Thursday, July 23, 2015

ISI, Nalanda, FTII, etc., etc.


  1. R. Ramachandran has an update on the Bimal Roy affair at the Indian Statistical Institute, Kolkata -- A twist in the ISI tale.

  2. Arunabha Bagchi has an op-ed in The Stateman -- Autonomy of Learning -- in which he lists all the known cases of government interference in academic institutions and bodies such as ICHR. It's a very long list indeed.

  3. Bagchi, of course, starts with the now famous critique of the present government by Amartya Sen (published in no less an outlet than NYRB): The stormy revival of an international university.

Here's an excerpt from the first article.

After humiliating the former Director of an institution of national importance and vitiating the atmosphere, the government does an about-turn and tries to save face by appointing him head of a cryptology centre. [...]

The current events at the ISI have resulted in a legal notice being served on the Chairman and the institute by two ISI faculty members (who were at the council meeting on April 23), two petitions being filed in the Calcutta High Court against the government (one by three academics, including two ISI faculty members, one of whom is also a council member, and a member of the ISI society who is a professor at Calcutta University, and the second by Bimal Roy himself), an online petition (www.change.org) being signed by over 2,000 people, and an open letter to the President of India from the International Association for Cryptologic Research (IACR).
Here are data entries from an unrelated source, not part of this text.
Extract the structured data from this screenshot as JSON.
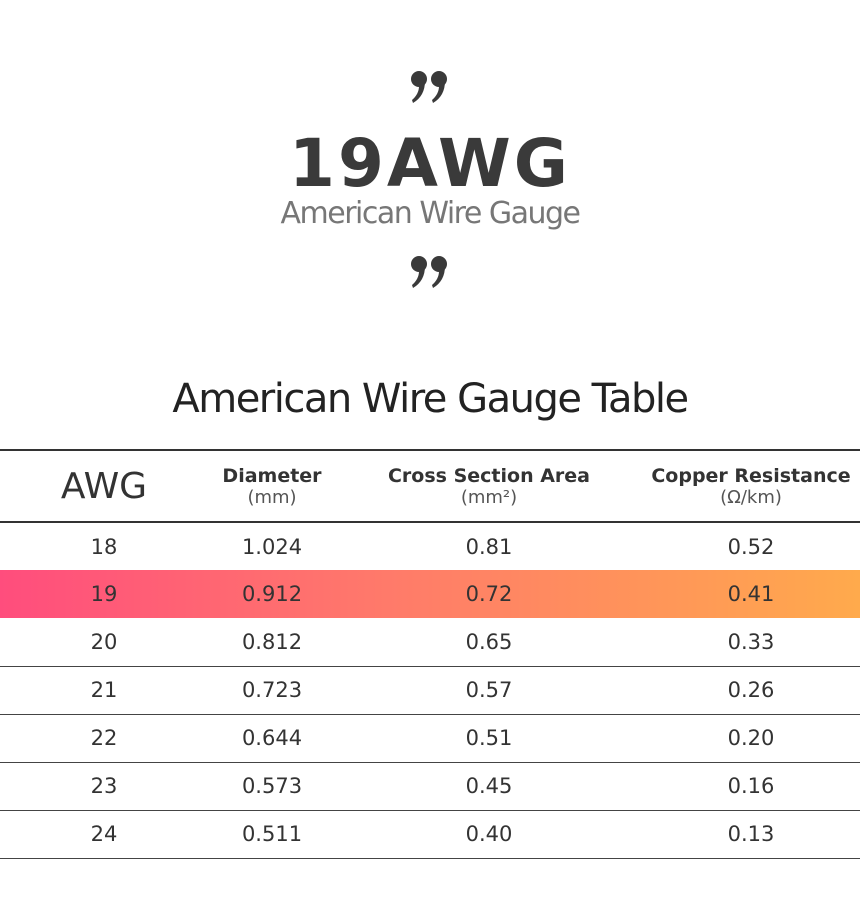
{
  "hero": {
    "title": "19AWG",
    "subtitle": "American Wire Gauge"
  },
  "table": {
    "title": "American Wire Gauge Table",
    "columns": [
      {
        "name": "AWG"
      },
      {
        "name": "Diameter",
        "unit": "(mm)"
      },
      {
        "name": "Cross Section Area",
        "unit": "(mm²)"
      },
      {
        "name": "Copper Resistance",
        "unit": "(Ω/km)"
      }
    ],
    "rows": [
      [
        "18",
        "1.024",
        "0.81",
        "0.52"
      ],
      [
        "19",
        "0.912",
        "0.72",
        "0.41"
      ],
      [
        "20",
        "0.812",
        "0.65",
        "0.33"
      ],
      [
        "21",
        "0.723",
        "0.57",
        "0.26"
      ],
      [
        "22",
        "0.644",
        "0.51",
        "0.20"
      ],
      [
        "23",
        "0.573",
        "0.45",
        "0.16"
      ],
      [
        "24",
        "0.511",
        "0.40",
        "0.13"
      ]
    ]
  }
}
But the Ministry of Statistics and Programme Implementation (MoSPI) does not seem inclined to resolve the issue in a fair, just and democratic way. Significantly, the Ministry, having made all the allegations against Roy, has not served any show-cause notice or a charge sheet, let alone institute, as demanded by the online petition, a “proper public investigation into the allegations… and a proper hearing by the council”.